When I said this book is a brain-bender, I wasn’t exaggerating. Firstly, there’s all the ideas that got introduced during White Space. That book-worlds can yield real people. That characters in books can create characters of their own and in turn become real. That real people can have pieces of themselves put into characters in books and thus share a deep link with them. That time is an illusion. That’s all still in there, and is fundamental to understanding what’s going on. Then you add in a tweak on dissociative identity disorder, the question of whether characters are more real than the people who created them, and whether or not I as the reader am even real or whether Ilsa Bick is still writing me!

(No, seriously, I actually had a moment during this book where I doubted my own reality. The Dickens Mirror may go down in my personal history as the only novel to give me an existential crisis.)

Then it goes on to get even more meta with the ending, when Emma is sitting in a bookstore listening to an author talk about her new novel, The Dickens Mirror, and how it plays with multiverse theory, and Emma thinks that she hates it when characters in books have the same name as her. And while it’s a lovely little tongue-in-cheek scene, it also begs the question as to whether or not that Emma is the primary Emma, or whether that’s even an applicable question because of course she can’t be, she’s just a character in the book I’m reading, OH WAIT MY BRAIN HURTS AGAIN!

This is what you’re in for when you read this series. And I strongly recommend you do. It’s phenomenal, one of the best YA series to come along in years, and tragically underappreciated because it involves a highly complex plot that many people just don’t seem to be able to wrap their heads around. It’s not a light read. It may require you to keep notes so that the converging plotlines and multi-dimensional versions of characters keep making sense. It’s the kind of series you read when you want something utterly out of the ordinary, something to challenge you and your fundamental beliefs about reality and the nature of being. It introduces some advanced ideas that aren’t simple to comprehend and are even more difficult to apply.

But here’s the thing. If you can fall into the right headspace, throw aside your understanding of reality and just let the story carry you along, it still all makes sense. It’s a mind-twister for certain, but it’s still a cohesive story that gets a solid conclusion within the boundaries it sets for itself. It’s not trite. It’s disturbing on multiple levels, both with stomach-churning imagery and thought-churning quantum theory. I think it works best for people who already know how to look at the world sideways, who look at life from different angles and who don’t just accept things as they are because that’s what everyone says is so. It’s for people who love to ask questions and be challenged by the answers. And it’s a series with amazing reread potential, something with earlier scenes you can probably read completely differently when you already know the truth.
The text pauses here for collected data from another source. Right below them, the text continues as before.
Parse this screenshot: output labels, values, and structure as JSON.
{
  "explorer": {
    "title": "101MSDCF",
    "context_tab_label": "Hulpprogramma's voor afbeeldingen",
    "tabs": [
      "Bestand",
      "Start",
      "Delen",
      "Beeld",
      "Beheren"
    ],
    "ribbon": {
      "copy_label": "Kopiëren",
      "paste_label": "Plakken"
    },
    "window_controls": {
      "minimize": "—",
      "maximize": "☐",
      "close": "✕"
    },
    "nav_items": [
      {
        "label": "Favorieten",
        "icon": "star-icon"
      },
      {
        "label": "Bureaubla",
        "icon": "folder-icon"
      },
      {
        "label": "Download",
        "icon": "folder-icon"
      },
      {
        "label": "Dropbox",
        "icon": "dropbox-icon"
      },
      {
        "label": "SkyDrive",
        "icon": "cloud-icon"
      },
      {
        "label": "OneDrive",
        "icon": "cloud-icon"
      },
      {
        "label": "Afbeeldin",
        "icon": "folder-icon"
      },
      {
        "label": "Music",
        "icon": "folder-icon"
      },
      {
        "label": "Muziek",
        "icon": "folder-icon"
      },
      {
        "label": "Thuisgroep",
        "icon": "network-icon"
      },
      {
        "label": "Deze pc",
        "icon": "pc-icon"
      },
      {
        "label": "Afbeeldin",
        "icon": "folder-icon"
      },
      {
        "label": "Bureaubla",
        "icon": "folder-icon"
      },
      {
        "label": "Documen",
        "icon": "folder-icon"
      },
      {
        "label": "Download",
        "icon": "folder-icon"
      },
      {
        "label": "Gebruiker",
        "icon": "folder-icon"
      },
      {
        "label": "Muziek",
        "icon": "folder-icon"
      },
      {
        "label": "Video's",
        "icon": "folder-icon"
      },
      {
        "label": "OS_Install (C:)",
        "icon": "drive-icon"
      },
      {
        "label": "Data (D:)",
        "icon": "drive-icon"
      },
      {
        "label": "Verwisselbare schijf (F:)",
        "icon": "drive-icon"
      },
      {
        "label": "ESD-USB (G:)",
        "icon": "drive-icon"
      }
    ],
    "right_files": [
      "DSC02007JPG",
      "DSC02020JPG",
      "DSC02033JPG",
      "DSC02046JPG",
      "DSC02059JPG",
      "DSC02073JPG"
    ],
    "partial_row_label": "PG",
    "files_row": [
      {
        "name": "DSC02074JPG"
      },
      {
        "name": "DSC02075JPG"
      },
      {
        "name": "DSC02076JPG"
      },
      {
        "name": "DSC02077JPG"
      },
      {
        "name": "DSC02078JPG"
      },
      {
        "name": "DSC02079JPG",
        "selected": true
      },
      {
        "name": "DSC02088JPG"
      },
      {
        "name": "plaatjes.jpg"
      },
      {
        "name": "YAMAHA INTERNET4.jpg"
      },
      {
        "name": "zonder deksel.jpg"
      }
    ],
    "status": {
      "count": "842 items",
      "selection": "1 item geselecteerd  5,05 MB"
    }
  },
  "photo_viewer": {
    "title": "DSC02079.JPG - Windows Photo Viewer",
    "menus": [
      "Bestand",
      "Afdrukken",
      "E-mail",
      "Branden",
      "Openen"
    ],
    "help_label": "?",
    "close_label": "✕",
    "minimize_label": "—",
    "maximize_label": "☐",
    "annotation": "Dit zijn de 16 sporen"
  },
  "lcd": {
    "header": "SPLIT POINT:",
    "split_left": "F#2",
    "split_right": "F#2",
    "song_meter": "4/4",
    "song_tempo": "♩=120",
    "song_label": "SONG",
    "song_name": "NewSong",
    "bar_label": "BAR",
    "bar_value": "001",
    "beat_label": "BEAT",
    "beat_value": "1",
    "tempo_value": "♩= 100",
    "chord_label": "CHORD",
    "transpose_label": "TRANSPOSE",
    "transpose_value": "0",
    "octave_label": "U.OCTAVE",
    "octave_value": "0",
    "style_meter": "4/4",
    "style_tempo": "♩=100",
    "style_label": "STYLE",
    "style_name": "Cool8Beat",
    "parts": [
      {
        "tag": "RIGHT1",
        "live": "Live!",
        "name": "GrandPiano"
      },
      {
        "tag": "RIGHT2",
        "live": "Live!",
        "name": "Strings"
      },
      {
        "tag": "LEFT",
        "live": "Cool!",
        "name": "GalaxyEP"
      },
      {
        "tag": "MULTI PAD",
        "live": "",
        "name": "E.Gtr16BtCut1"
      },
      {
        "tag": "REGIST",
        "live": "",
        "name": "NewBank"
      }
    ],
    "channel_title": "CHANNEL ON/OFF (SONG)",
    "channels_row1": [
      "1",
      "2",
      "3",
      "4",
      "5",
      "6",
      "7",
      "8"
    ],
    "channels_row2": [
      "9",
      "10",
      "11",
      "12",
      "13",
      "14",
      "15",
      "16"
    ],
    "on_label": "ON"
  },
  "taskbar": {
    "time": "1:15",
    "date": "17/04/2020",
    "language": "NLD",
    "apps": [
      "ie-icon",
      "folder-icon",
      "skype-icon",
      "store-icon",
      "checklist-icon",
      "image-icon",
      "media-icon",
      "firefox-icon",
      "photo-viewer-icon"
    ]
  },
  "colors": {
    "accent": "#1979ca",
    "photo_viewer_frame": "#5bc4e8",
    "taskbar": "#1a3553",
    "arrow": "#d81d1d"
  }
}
I can’t recommend White Space and The Dickens Mirror enough, I really can’t. Bick works wonders here, true wonders, and I have immense respect for someone who can sit down and hold this entire story in their head while writing it out. Take your time with this one, let the amazing characters and the outstanding story sweep you away, keep copious notes, and enjoy the ride. I’ve found a gem among gems, a novel with wide cross-genre appeal, and while it may take some getting used to, it’s worth every last second.